Flint has two keywords for error handling: throw
and catch
. But, unlike Java or C++, where the error handling happens outside the normal execution path ("happy path" / "unhappy path") which completely breaks execution consistency and results in lots of context switching for the CPU, Flint has it's error handling system built directly into the calling / returning code of every function, which makes it much faster than traditional exception-based error handling.
Throwing an error
Throwing an error is actually really simple. Here is a small examlpe:
use Core.print
def throw_if_bigger_than(i32 x, i32 y):
if x > y:
// We can only throw i32 values at the moment
throw 69;
def main():
throw_if_bigger_than(10, 5);
This program will print this line to the console:
ERROR: Program exited with exit code '69'
You have already seen this ERROR:
message before, actually, at the assert
core module.
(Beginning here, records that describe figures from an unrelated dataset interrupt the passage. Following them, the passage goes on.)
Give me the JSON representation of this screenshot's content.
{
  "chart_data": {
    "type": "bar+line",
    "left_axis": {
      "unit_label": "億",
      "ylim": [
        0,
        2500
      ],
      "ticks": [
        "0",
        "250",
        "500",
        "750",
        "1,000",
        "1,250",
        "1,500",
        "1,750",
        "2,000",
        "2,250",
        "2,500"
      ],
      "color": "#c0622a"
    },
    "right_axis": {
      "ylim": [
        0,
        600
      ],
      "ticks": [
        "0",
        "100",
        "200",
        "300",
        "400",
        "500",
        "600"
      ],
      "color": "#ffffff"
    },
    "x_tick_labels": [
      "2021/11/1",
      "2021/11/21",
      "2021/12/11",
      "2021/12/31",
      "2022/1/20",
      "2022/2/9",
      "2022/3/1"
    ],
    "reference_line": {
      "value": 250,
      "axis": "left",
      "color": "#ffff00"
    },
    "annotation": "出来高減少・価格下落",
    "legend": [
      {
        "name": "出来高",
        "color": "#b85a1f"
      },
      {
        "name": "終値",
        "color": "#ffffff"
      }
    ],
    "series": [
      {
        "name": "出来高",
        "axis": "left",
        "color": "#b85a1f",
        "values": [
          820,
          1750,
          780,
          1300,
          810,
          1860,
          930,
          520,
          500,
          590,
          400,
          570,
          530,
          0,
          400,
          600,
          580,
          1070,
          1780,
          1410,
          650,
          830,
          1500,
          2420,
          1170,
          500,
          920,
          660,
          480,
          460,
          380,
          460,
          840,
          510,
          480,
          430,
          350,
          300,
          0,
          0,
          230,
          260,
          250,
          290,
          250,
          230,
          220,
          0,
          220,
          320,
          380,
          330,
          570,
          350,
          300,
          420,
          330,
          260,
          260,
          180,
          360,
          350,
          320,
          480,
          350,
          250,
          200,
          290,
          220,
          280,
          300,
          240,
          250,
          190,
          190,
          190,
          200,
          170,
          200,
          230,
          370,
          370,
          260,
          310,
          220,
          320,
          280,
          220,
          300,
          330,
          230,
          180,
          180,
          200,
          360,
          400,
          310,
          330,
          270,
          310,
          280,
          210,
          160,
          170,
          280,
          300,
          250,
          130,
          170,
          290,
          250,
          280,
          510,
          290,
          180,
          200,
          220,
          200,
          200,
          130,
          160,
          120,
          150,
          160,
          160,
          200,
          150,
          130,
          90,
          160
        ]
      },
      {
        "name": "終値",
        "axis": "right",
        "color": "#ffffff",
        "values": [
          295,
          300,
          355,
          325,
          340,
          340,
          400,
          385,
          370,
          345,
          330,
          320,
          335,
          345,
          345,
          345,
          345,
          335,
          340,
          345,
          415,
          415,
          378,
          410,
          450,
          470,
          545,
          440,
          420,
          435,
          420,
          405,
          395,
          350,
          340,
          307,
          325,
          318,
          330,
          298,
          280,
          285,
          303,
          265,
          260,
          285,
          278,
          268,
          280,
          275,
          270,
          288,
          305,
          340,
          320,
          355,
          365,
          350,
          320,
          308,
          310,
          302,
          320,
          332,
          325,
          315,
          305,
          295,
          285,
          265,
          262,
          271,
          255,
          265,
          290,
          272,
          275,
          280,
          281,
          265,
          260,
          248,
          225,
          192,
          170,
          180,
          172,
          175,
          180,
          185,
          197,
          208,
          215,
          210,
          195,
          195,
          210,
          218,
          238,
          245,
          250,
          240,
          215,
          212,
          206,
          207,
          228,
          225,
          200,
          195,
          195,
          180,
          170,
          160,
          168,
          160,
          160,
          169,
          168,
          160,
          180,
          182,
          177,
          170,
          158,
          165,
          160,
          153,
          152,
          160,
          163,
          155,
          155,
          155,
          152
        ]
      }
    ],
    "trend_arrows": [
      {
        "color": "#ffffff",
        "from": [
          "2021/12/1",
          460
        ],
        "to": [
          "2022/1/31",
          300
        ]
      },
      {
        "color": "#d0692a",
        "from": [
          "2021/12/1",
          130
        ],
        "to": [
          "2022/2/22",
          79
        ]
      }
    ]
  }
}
Even the main
function returns an implicit i32
error value. And if the main function returns an error value, the error value gets printed to the console like seen above. Because every function can throw an error, every function automatically propagates its returned error up the stack, if we dont handle the error. This is the reason why the call throw_if_bigger_than
let the error bubble up to the main function.
Catching an error
Catching an error is a bit more complicated.
use Core.print
def err_div(i32 x, i32 y) -> i32:
if y == 0:
throw 69;
return x / y;
def main():
i32 result = err_div(10, 0) catch err:
print($"err = {err}\n");
print($"result = {result}\n");
This program will print these linese to the console:
err = 69 result = 0
As you can see, if we catch
an error explicitely, the first implicit return value of the function is stored inside the err
variable. It is now up to us to handle the error. Because the error is just an i32
value, the err
variable is also of type i32
here. We can just compare it to values, and for some values we can set the result
value, or for another value we could manually re-throw the error with a throw
statement.
Because there does not exist such thing as "uninitialized state" in Flint, the result
variable is set to its default value in the case of an error. For the type i32
this default value is 0
. For the str
type the default value would be an empty string, a string of size 0, ""
.
We can also change the result
variable within the catch block:
use Core.print
def err_div(i32 x, i32 y) -> i32:
if y == 0:
throw 69;
return x / y;
def main():
i32 result = err_div(10, 0) catch err:
print($"err = {err}\n");
result = 3;
print($"result = {result}\n");
This program will print these lines to the console:
err = 69 result = 3
But that's basically it. That's all you need to know about Flint's current error handling features!